En 2008, Barack Obama ouvre un nouveau chapitre dans l’histoire électorale américaine en étant le premier candidat à la présidence à renoncer au financement public et en collectant dans le privé la somme record de 750 millions de dollars. En 2012, tant  Barack Obama que Mitt Romney ne font appel qu’au financement privé.

En janvier 2010, la Cour Suprême juge que les entreprises privées et les syndicats sont des «personnes»  qui  jouissent de la liberté d’expression garantie par la Constitution; elle les autorise à financer des publicités politiques indépendamment des campagnes des candidats.

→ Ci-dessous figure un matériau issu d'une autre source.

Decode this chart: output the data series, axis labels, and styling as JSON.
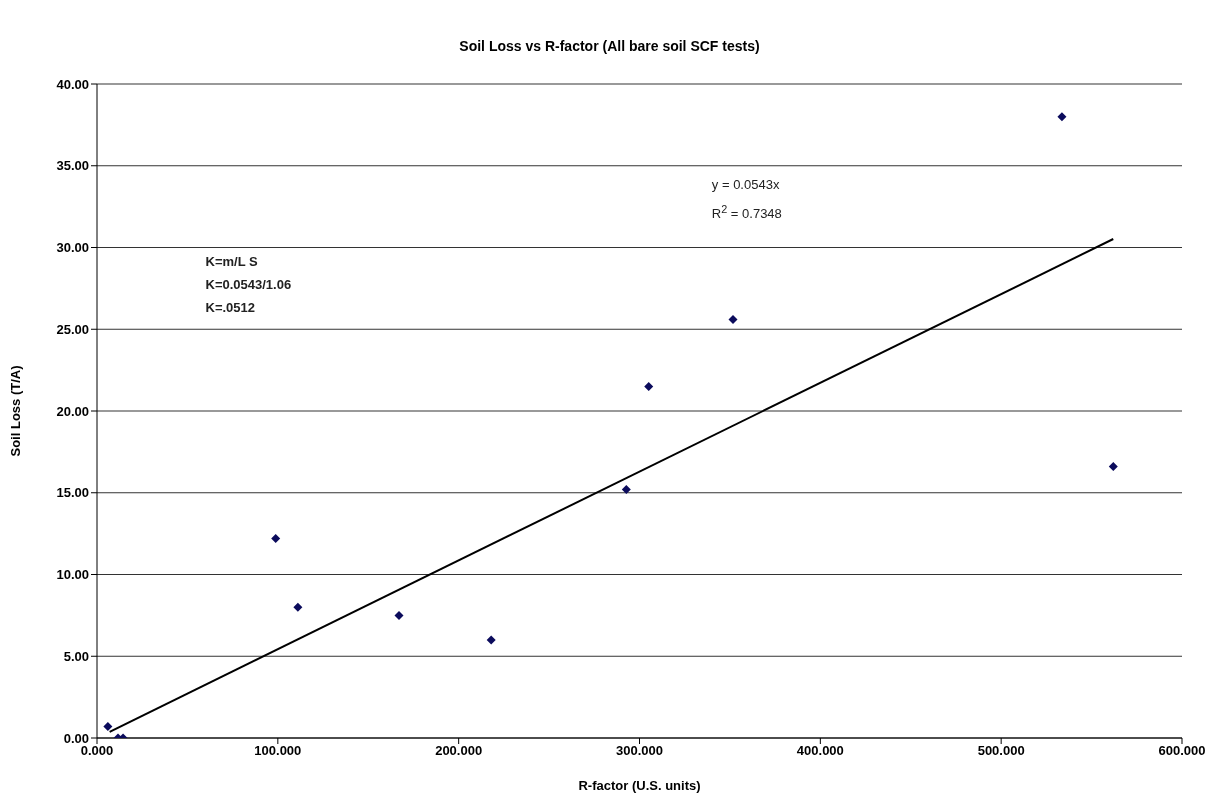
{
  "chart_data": {
    "type": "scatter",
    "title": "Soil Loss vs R-factor (All bare soil SCF tests)",
    "xlabel": "R-factor (U.S. units)",
    "ylabel": "Soil Loss (T/A)",
    "xlim": [
      0,
      600
    ],
    "xticks": [
      {
        "value": 0,
        "label": "0.000"
      },
      {
        "value": 100,
        "label": "100.000"
      },
      {
        "value": 200,
        "label": "200.000"
      },
      {
        "value": 300,
        "label": "300.000"
      },
      {
        "value": 400,
        "label": "400.000"
      },
      {
        "value": 500,
        "label": "500.000"
      },
      {
        "value": 600,
        "label": "600.000"
      }
    ],
    "ylim": [
      0,
      40
    ],
    "yticks": [
      {
        "value": 0,
        "label": "0.00"
      },
      {
        "value": 5,
        "label": "5.00"
      },
      {
        "value": 10,
        "label": "10.00"
      },
      {
        "value": 15,
        "label": "15.00"
      },
      {
        "value": 20,
        "label": "20.00"
      },
      {
        "value": 25,
        "label": "25.00"
      },
      {
        "value": 30,
        "label": "30.00"
      },
      {
        "value": 35,
        "label": "35.00"
      },
      {
        "value": 40,
        "label": "40.00"
      }
    ],
    "grid": "y",
    "series": [
      {
        "marker": "diamond",
        "color": "#0b0b5c",
        "x": [
          6,
          11.6,
          14.4,
          98.8,
          111.1,
          167,
          218,
          292.7,
          305.1,
          351.7,
          533.6,
          562
        ],
        "values": [
          0.7,
          0,
          0,
          12.2,
          8,
          7.5,
          6,
          15.2,
          21.5,
          25.6,
          38,
          16.6
        ]
      },
      {
        "type": "line",
        "marker": "none",
        "color": "#000000",
        "x": [
          7,
          562
        ],
        "values": [
          0.38,
          30.52
        ]
      }
    ],
    "annotations": [
      "y = 0.0543x",
      "R$^{2}$ = 0.7348",
      "K=m/L S",
      "K=0.0543/1.06",
      "K=.0512"
    ]
  }
}
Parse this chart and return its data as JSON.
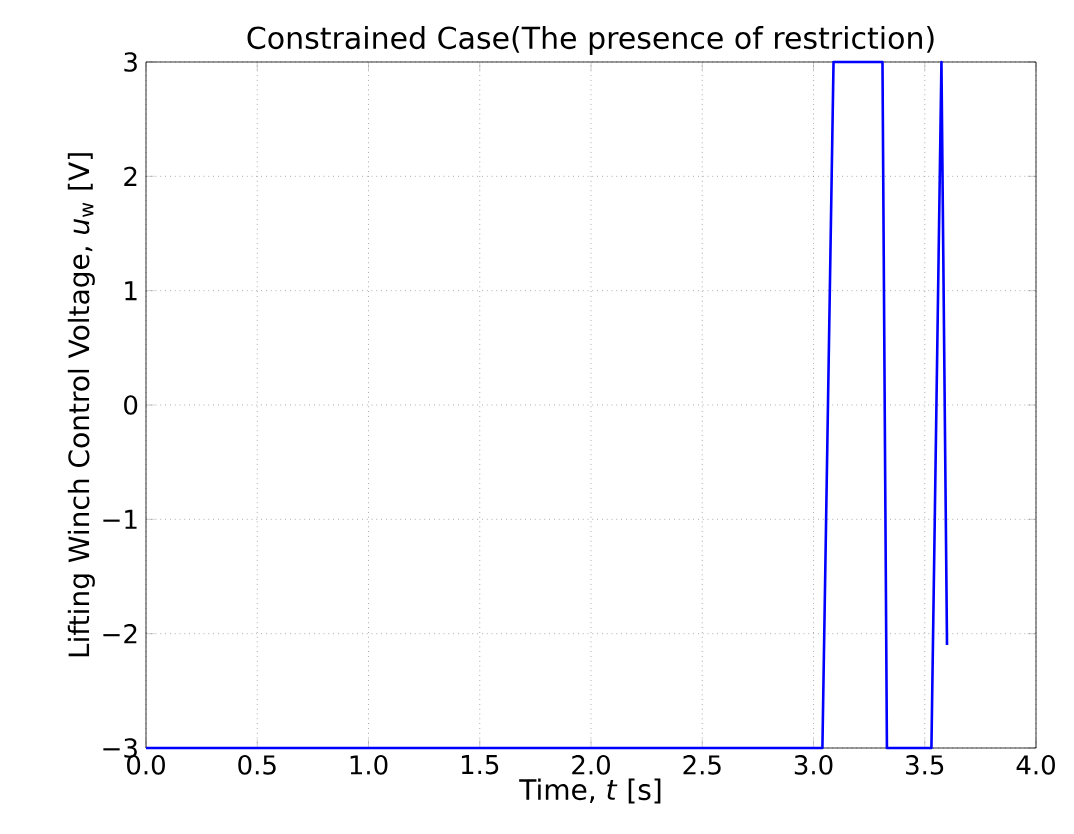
{
  "chart_data": {
    "type": "line",
    "title": "Constrained Case(The presence of restriction)",
    "xlabel": "Time, *t* [s]",
    "ylabel": "Lifting Winch Control Voltage, *u*$_{w}$ [V]",
    "x": [
      0,
      3.04,
      3.09,
      3.31,
      3.33,
      3.53,
      3.575,
      3.6
    ],
    "series": [
      {
        "color": "#0000ff",
        "values": [
          -3,
          -3,
          3,
          3,
          -3,
          -3,
          3,
          -2.1
        ]
      }
    ],
    "xlim": [
      0,
      4
    ],
    "ylim": [
      -3,
      3
    ],
    "xticks": [
      {
        "value": 0,
        "label": "0.0"
      },
      0.5,
      {
        "value": 1,
        "label": "1.0"
      },
      1.5,
      {
        "value": 2,
        "label": "2.0"
      },
      2.5,
      {
        "value": 3,
        "label": "3.0"
      },
      3.5,
      {
        "value": 4,
        "label": "4.0"
      }
    ],
    "yticks": [
      {
        "value": -3,
        "label": "−3"
      },
      {
        "value": -2,
        "label": "−2"
      },
      {
        "value": -1,
        "label": "−1"
      },
      0,
      1,
      2,
      3
    ],
    "grid": true,
    "line_style": "solid",
    "marker": "none"
  }
}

En mars de la même année, la Cour d’appel fédérale de Washington décide que les groupes qui participent financièrement au débat politique indépendamment des campagnes des candidats peuvent recevoir des dons d’un montant illimité.

Ces verdicts ont conduit à l’émergence des SuperPACs, les super comités d’action politique. Contrairement aux simples PACs, les SuperPACs ne peuvent pas financer les candidats ni les partis, mais ils collectent et dépensent de l’argent sans aucune limite, le plus souvent pour des publicités télévisées.